A BER curve was constructed for each of the systems depending on the energy ratio Eb/N0 (in dB). The Eb/N0 range for the uncoded system ranged from 1 to 8 dB, and for the encoded system from 1 to 6 dB. The results are presented on a combined graph.
model_uncoded = engee.load("qpsk_ber.engee");
model_coded = engee.load("qpsk_coded_ber.engee");
EbNo_vec = 1:8;
BER_vec = zeros(length(EbNo_vec))
for (i,EbNo1) in enumerate(EbNo_vec)
EbNo = EbNo1;
engee.run(model_uncoded);
BER_vec[i] = [x[1] for x in collect(BER).value][end];
end
plot(EbNo_vec, BER_vec,
yaxis=:log10, # Logarithmic scale on the Y axis
label="QPSK is uncoded",
xlabel="EbNo (dB)",
ylabel="BER",
title="BER Curve",
grid=true,
legend=:topright,
yticks=10.0.^(-5:1:0), # Adding ticks from 1e-5 to 1
ylims=(1e-5, 1)) # Setting the limits of the Y-axis
EbNo_vec = 1:6;
BER_vec = zeros(length(EbNo_vec))
for (i,EbNo1) in enumerate(EbNo_vec)
EbNo = EbNo1;
engee.run(model_coded);
BER_vec[i] = [x[1] for x in collect(BER).value][end];
end
plot!(EbNo_vec, BER_vec,
label="QPSK encoded")
Graph analysis allows us to draw the following conclusions:
-
Uncoded system: The BER curve for classical QPSK demonstrates the expected exponential dependence. An Eb/N0 of about 6.5 dB is required to achieve a BER of 10^-4.
-
Coded system: The BER curve for a system with convolutional encoding and Viterbi decoding is located significantly lower. This means that to achieve the same BER value (for example, 10^-4), an encoded system requires a significantly lower Eb/N0 ratio — by about 3-4 dB.
-
Coding gain: The gap between the curves observed on the graph is a visual representation of coding gain. In practice, this means that a convolutional coding system can either operate with the same BER at lower transmitter power (energy savings), or provide much higher reliability of communication (lower BER) at the same power as an uncoded system.
Conclusion
The simulation clearly confirmed the high efficiency of using convolutional coding in combination with the Viterbi algorithm to increase the noise immunity of digital communication systems.

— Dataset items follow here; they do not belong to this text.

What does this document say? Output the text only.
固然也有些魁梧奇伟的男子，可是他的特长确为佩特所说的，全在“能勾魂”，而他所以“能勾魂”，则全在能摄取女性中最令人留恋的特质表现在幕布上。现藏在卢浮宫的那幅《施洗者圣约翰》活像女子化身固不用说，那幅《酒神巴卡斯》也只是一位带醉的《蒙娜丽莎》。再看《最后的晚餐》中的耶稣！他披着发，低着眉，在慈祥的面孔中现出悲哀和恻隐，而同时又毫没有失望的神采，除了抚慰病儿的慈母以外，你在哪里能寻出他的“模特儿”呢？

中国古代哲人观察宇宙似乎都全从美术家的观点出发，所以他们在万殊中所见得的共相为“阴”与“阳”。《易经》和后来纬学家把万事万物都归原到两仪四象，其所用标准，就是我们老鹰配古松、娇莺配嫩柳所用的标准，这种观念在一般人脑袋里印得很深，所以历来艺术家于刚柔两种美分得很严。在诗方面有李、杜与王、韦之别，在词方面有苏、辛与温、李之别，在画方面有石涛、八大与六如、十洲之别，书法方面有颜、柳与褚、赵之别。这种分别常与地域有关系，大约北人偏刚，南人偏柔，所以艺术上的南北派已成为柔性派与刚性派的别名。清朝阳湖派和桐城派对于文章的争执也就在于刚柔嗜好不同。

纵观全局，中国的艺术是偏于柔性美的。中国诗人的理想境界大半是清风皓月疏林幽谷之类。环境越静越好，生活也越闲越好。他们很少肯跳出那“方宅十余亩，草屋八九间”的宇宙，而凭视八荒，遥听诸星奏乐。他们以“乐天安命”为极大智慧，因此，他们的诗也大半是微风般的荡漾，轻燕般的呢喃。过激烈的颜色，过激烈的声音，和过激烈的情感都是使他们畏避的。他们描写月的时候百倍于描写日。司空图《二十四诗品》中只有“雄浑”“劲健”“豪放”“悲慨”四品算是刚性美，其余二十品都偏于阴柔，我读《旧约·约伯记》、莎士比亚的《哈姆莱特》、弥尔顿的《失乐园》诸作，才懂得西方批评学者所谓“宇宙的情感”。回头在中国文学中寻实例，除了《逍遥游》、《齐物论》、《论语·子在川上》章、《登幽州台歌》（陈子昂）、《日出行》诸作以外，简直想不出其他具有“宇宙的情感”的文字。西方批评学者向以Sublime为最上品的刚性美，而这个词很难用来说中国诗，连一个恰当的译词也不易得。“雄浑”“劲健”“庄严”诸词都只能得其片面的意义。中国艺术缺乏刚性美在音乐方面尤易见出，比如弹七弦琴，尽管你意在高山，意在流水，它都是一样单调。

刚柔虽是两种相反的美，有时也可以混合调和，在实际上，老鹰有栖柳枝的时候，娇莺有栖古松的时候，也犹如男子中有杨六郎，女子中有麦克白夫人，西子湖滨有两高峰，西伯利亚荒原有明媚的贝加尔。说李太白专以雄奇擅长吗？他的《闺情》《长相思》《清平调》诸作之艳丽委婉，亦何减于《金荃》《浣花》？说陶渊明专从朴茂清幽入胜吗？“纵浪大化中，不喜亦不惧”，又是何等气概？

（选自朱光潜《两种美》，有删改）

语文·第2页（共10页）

Thus, the use of convolutional codes and the Viterbi decoder is a powerful and practically significant tool in the design of modern communication systems, where the requirements for energy efficiency and reliability of data transmission are constantly increasing. The resulting BER curves serve as an important tool for a system engineer when calculating the communication line budget and selecting transmission parameters.